The idea that Congress can only do certain things, and that there are limits on how Congress can act with respect to the states, is just as essential to protecting freedom as guarantees of free exercise of religion or banning unreasonable searches and seizures. This structure is key. As Justice Kennedy repeated twice while delivering his opinion in NFIB v. Sebelius, “Structure means liberty. Structure means liberty” (for this point, Chief Justice Roberts was on the same page, so it likely commands five votes).
The libertarian principles evident in the Constitution became apparent when a law, such as Obamacare crashes into the Constitution’s structural foundation. After the Supreme Court’s opinion in NFIB v. Sebelius, this dichotomy between structure and rights makes less sense.

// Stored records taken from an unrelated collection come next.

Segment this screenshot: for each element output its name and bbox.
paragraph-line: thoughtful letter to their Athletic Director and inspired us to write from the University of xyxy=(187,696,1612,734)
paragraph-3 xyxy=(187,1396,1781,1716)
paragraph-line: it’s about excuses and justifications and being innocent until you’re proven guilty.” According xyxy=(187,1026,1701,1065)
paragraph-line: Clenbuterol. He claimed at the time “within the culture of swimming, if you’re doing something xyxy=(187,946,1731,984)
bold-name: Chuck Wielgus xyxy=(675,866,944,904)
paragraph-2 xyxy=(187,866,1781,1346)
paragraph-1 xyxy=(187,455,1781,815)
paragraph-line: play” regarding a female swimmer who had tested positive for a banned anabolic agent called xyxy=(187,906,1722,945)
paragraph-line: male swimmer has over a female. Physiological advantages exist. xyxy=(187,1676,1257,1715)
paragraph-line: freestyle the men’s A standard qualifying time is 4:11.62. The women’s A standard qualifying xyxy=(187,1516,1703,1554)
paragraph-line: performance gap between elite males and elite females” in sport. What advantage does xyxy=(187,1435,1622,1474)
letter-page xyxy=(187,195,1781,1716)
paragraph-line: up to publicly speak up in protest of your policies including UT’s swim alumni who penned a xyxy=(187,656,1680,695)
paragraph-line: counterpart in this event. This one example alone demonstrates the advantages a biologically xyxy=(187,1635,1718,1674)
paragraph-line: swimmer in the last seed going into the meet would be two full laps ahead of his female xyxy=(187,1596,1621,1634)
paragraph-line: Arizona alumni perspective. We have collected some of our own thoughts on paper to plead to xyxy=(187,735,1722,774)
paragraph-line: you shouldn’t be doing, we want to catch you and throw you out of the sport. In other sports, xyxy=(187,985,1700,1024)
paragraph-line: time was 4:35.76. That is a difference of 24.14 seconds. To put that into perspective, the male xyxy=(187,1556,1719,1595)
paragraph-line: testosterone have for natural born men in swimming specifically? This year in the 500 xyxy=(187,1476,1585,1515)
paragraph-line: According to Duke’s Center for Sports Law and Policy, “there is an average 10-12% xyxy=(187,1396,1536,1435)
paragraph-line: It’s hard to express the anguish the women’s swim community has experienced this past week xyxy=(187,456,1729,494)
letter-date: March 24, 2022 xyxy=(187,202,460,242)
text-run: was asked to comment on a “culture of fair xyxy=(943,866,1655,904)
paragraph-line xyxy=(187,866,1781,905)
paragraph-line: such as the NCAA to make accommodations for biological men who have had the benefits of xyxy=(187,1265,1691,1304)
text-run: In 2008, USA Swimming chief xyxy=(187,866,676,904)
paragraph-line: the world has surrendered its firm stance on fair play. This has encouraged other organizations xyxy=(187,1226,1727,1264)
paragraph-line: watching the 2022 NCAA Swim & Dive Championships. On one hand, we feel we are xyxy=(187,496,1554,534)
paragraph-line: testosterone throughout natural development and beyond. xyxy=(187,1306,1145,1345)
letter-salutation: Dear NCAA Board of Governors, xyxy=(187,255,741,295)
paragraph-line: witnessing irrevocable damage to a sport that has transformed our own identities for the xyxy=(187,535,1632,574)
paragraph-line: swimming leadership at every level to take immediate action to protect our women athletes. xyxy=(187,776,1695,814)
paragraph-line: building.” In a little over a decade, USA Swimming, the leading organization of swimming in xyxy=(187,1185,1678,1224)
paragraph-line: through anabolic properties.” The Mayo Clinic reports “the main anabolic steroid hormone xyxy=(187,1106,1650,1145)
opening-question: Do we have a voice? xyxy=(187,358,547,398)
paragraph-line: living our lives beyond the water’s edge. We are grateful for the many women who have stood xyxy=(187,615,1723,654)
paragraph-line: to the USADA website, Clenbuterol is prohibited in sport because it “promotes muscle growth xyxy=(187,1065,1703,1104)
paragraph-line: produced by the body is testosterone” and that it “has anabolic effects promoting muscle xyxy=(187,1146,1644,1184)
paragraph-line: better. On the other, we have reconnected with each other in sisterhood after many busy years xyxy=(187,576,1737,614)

Instead, structure and rights, according to the Court, are not isolated spigots that drip weak limits on the government, but instead are an intricately woven framework aimed at protecting individual liberty.
Of course, there were four dissenting votes in NFIB, who articulated a polar opposite vision of the Constitution’s approach to protecting liberty. Under this approach, the federal government is charged with ensuring that people have certain social securities, such as affordable health insurance, so that they can enjoy their pursuit of happiness. In his recent speech on the 50th Anniversary of the March of Washington, President Barack Obama remarked that “liberty is linked to one’s livelihood, that the pursuit of happiness requires the dignity of work, the skills to find work, decent pay, some measure of material security.” And it is the federal government to ensure that those livelihoods are available.
These two competing conceptions of liberty, between positive and negative views of freedom, reflect a more accurate dichotomy in our constitutional order. The structural provisions of the Constitution, which limit what the federal government can do, stands in stark contrast with the positive vision of freedom, which requires the federal government to take such action.
Going forward, meandering between these two poles of security—that of the individual and that of the collective—will define the congruence between the Constitution and libertarianism.